Esta semana tive o enorme prazer de participar da 275ª REUNIÃO ORDINÁRIA do CNAS – Conselho Nacional de Assistência Social. O cenário que se desenha é de desmonte de tudo que conquistamos a custo de muito sangue. A luta não é mais por garantir novos direitos, mas de manter os que conquistamos
As instâncias de controle social como as conferências, fóruns e em especial os conselhos de direitos, ainda são espaços que nos proporcionam democraticamente direito à voz, mas já existe a tentativa de extinguir esses espaços.

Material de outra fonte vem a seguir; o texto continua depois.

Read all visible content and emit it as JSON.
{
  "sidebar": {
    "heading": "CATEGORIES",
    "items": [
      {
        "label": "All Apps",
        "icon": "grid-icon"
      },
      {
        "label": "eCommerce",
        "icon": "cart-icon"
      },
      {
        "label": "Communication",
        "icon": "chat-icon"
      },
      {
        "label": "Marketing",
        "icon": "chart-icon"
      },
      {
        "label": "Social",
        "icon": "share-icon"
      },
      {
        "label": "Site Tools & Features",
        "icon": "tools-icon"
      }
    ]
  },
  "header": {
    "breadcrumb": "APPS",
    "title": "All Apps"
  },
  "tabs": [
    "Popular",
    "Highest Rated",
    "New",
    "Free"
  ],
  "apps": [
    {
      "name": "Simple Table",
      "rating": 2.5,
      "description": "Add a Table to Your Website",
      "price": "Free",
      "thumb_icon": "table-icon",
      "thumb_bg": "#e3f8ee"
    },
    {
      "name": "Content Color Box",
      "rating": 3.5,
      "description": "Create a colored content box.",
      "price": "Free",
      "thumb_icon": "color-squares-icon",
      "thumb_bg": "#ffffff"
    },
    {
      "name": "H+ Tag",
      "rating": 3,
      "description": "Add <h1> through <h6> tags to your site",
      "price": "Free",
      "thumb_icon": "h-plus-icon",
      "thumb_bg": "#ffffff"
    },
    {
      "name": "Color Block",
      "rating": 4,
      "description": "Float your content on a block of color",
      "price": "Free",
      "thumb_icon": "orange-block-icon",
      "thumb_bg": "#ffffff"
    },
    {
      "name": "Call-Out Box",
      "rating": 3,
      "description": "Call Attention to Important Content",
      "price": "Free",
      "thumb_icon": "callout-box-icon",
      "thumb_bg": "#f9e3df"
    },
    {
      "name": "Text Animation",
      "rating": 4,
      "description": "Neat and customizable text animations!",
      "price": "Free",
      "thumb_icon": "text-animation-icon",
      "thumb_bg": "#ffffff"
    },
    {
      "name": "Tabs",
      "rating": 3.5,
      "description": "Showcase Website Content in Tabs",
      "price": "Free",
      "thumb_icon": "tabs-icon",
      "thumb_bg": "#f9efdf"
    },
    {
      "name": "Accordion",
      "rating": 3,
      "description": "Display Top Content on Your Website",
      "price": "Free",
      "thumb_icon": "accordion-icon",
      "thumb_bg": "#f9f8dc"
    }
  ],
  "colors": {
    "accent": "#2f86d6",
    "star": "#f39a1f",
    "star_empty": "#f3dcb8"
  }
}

É Fragilizar pra governar, isso já ficou claro.
Não temos tempo a perder, nossa luta é por um espaço que foi garantido desde a Constituição Federal de 1988 e que prevê entre os direitos fundamentais, a participação e controle social para o exercício pleno da cidadania.
É preciso reconhecermos nossas falhas, nossas fragilidades, deixar o ego de lado, a vaidade e aproveitarmos o pouco espaço de tempo que temos para discutirmos democraticamente a questões que nos são apresentadas e que como via de consequência negligencia ou garante alguns direitos.
Prezarmos pela transparência, na fala e na prática em respeito a todos e todas que se deslocam para este espaço chamado conselho. Quantas vezes pedimos o diálogo na tentativa de articular algo, e navegamos por águas turbulentas que não sabemos onde vai dá, a preocupação é a mesma de sempre: vamos convencer alguém? Como vamos conseguir vencer tal pauta? Ter tal conquista, ter garantido um direito que é do povo, e para todo esse processo nós emprestamos nosso conhecimento e não somos reconhecidos.
Não somos pessoas que oneram. Quando me disponho a participar eu estou deixando minha base, pra fazer um trabalho de extrema relevância, nada de nós pode ser discutido sem nós, sem nossa participação, nenhuma política pública poderá ser, verdadeiramente, pública se não contar com as pessoas.
“Quanto maior a participação social, mais qualificada e próxima dos anseios da população será a atuação do governo para a construção de um desenvolvimento economicamente inclusivo, socialmente justo e ambientalmente sustentável e de uma sociedade livre e pacífica”.
Faço dessa experiência um aprendizado, e do aprendizado força para dar continuidade a luta, seja qual for sua representatividade faça jus dignamente do espaço que você ocupa e que lhe foi confiado.
Democracia é dar a cada um e a cada uma de nós o direito de sermos sujeitos das nossas próprias vidas.

Michelle Silvestre – conselheira Municipal do CMAS – Bezerros, representante da Sociedade Civil através CRESS/PE na categoria de Trabalhadores do SUAS.